Timmermans fügte hinzu: „Es ist die Welt der jungen Menschen, dass im Netz alles frei verfügbar sein muss. Aber wenn man etwas erfindet, etwas schreibt, etwas macht – dann ist das Eigentum. Das kann man nicht einfach so wegnehmen.“

Artikel 13 sorgt für viel Diskussionen

Unterhändler des Europaparlaments und der EU-Staaten hatten sich Mitte Februar auf einen Gesetzestext geeinigt. Dieser sieht in Artikel 13 deutlich mehr Pflichten zum Urheberrechtsschutz für Plattformen wie Youtube vor. Der Einsatz von Uploadfiltern, einer Software, die Dateien beim Hochladen prüft und gegebenenfalls abweist, wird zwar nicht explizit vorgeschrieben. Kritiker fürchten aber, dass die Plattformen den Vorgaben nur dadurch nachkommen können. Es drohe Zensur.

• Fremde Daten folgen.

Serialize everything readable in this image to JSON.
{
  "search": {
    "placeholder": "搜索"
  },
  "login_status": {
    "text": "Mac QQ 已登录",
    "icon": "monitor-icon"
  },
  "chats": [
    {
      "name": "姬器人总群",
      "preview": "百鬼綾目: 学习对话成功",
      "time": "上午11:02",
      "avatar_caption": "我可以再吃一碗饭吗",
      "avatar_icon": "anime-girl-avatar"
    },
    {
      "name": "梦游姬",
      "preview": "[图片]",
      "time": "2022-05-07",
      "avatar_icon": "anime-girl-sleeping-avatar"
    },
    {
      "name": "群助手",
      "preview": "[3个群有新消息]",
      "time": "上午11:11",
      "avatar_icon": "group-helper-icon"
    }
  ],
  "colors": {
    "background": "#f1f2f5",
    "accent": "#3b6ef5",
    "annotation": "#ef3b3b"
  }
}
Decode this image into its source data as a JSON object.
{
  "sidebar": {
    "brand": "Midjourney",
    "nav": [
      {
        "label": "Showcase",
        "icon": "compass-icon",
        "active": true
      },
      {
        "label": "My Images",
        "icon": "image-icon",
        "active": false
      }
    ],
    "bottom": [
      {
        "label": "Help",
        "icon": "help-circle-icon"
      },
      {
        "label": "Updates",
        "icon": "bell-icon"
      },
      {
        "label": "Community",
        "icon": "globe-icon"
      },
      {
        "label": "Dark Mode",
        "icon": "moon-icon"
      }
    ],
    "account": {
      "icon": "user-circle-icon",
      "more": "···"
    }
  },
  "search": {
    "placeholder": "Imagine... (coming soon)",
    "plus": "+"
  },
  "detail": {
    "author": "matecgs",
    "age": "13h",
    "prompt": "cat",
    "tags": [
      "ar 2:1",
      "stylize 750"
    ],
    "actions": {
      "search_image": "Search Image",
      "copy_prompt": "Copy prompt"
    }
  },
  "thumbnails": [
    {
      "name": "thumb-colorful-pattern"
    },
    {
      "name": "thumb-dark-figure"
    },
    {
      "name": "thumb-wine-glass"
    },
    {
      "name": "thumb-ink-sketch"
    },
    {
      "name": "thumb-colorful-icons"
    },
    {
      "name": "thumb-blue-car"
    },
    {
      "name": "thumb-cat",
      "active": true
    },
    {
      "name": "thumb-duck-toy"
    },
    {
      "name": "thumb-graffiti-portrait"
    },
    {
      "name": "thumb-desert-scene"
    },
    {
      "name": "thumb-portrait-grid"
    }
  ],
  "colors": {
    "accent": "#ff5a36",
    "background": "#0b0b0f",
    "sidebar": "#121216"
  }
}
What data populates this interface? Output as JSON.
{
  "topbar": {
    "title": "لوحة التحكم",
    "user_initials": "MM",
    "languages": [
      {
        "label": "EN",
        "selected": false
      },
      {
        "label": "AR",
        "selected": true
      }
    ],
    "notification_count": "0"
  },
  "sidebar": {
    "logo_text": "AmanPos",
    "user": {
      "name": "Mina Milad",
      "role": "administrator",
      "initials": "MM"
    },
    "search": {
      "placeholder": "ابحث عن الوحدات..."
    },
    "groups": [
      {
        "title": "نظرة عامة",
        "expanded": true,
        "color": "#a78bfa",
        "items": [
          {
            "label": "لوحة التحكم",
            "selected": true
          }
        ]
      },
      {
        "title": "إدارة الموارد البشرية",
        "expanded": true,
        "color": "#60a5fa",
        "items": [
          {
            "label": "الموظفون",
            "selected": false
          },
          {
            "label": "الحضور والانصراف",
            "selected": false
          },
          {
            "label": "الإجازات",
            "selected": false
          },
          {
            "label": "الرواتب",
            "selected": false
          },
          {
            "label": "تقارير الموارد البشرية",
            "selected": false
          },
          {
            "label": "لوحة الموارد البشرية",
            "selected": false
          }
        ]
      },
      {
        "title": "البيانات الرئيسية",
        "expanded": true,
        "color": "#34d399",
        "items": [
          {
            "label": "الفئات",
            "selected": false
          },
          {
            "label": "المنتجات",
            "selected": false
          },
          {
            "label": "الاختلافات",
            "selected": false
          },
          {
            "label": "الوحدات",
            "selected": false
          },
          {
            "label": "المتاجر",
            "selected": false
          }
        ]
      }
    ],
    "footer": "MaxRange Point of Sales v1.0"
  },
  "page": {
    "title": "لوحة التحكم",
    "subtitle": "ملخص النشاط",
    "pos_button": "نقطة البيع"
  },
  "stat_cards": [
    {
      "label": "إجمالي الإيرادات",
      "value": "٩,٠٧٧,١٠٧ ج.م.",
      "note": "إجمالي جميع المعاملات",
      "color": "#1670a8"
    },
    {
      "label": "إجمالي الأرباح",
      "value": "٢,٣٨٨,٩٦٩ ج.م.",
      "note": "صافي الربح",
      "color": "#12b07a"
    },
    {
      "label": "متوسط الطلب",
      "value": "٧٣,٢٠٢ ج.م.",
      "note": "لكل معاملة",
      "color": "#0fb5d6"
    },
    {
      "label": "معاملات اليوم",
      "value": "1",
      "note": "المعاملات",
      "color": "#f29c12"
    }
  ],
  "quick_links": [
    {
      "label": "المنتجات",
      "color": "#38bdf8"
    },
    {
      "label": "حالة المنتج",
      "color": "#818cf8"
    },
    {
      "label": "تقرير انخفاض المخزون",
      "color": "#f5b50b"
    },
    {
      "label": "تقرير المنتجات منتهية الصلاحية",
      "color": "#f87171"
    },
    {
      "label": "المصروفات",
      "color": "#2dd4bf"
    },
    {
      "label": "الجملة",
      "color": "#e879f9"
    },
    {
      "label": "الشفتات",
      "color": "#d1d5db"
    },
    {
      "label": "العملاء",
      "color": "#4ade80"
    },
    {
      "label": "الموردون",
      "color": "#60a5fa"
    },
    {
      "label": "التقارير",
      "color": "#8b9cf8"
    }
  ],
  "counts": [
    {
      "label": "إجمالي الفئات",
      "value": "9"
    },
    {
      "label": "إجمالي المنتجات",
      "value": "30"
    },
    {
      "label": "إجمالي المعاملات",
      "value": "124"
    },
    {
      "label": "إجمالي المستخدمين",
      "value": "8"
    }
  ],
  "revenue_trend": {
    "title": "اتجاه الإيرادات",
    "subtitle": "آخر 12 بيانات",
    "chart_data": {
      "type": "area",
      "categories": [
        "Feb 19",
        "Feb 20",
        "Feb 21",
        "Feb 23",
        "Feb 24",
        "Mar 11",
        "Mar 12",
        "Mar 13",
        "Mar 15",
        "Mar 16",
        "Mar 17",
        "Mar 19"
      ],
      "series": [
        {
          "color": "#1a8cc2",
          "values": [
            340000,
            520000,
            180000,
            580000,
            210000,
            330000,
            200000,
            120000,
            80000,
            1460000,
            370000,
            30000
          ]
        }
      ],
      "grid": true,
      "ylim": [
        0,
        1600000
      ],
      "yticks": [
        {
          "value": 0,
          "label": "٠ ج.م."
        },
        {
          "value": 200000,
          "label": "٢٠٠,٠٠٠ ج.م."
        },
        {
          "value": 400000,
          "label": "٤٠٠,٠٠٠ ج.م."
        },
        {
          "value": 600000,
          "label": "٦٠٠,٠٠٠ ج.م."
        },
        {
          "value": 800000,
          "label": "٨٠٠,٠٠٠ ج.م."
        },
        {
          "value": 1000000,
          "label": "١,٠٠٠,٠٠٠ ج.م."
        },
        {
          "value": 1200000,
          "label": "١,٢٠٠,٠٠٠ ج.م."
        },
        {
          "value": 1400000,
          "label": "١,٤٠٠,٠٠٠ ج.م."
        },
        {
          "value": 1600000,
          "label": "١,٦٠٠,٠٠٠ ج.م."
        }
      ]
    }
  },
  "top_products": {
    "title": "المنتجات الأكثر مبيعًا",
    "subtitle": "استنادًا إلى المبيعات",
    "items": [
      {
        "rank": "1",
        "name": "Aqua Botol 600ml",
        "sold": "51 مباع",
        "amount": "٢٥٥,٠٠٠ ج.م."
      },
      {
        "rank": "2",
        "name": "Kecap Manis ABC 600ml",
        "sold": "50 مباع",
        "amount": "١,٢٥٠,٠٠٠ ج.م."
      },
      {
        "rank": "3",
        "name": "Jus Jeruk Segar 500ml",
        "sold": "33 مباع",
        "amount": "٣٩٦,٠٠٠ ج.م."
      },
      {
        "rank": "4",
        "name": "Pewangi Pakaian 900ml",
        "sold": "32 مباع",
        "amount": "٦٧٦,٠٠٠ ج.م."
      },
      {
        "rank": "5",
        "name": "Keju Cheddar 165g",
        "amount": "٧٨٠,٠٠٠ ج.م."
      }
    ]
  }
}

Timmermans warnte zugleich vor Manipulationen der Europawahl über das Internet. „Wir werden bei dieser Wahl vor großen Herausforderungen stehen mit ‚Fake News‘ und so weiter. Wenn eine Zeitung so etwas verbreitet, dann bekommt sie Schwierigkeiten“, sagte der Spitzenkandidat der Sozialdemokraten. „Warum ist das bei Facebook und Google anders? Wir dürfen nicht mit zweierlei Maß messen in der Presse und im Netz. So machen wir den Journalismus kaputt.“

Hintergrund: EU-Richtlinie zum Urheberrecht: Darum geht es im Streit

Sonnabend wieder Demonstrationen gegen die Reform

Am Sonnabend sollen in ganz Europa und auch in 50 deutschen Städten Demonstrationen gegen das neue Urheberrecht stattfinden. Juso-Chef Kevin Kühnert hat eindringlich zur Teilnahme daran geworben. Die Demonstrationen könnten einen Beitrag dazu leisten, dass sich EU-Abgeordnete dem Antrag der SPD anschlössen, um scharf gestellte Uploadfilter zu verhindern, sagte Kühnert der „Augsburger Allgemeinen“ mit Blick auf die am Dienstag erwartete Entscheidung im EU-Parlament. Donnerstag war Wikipedia aus Protest das erste Mal abgeschaltet.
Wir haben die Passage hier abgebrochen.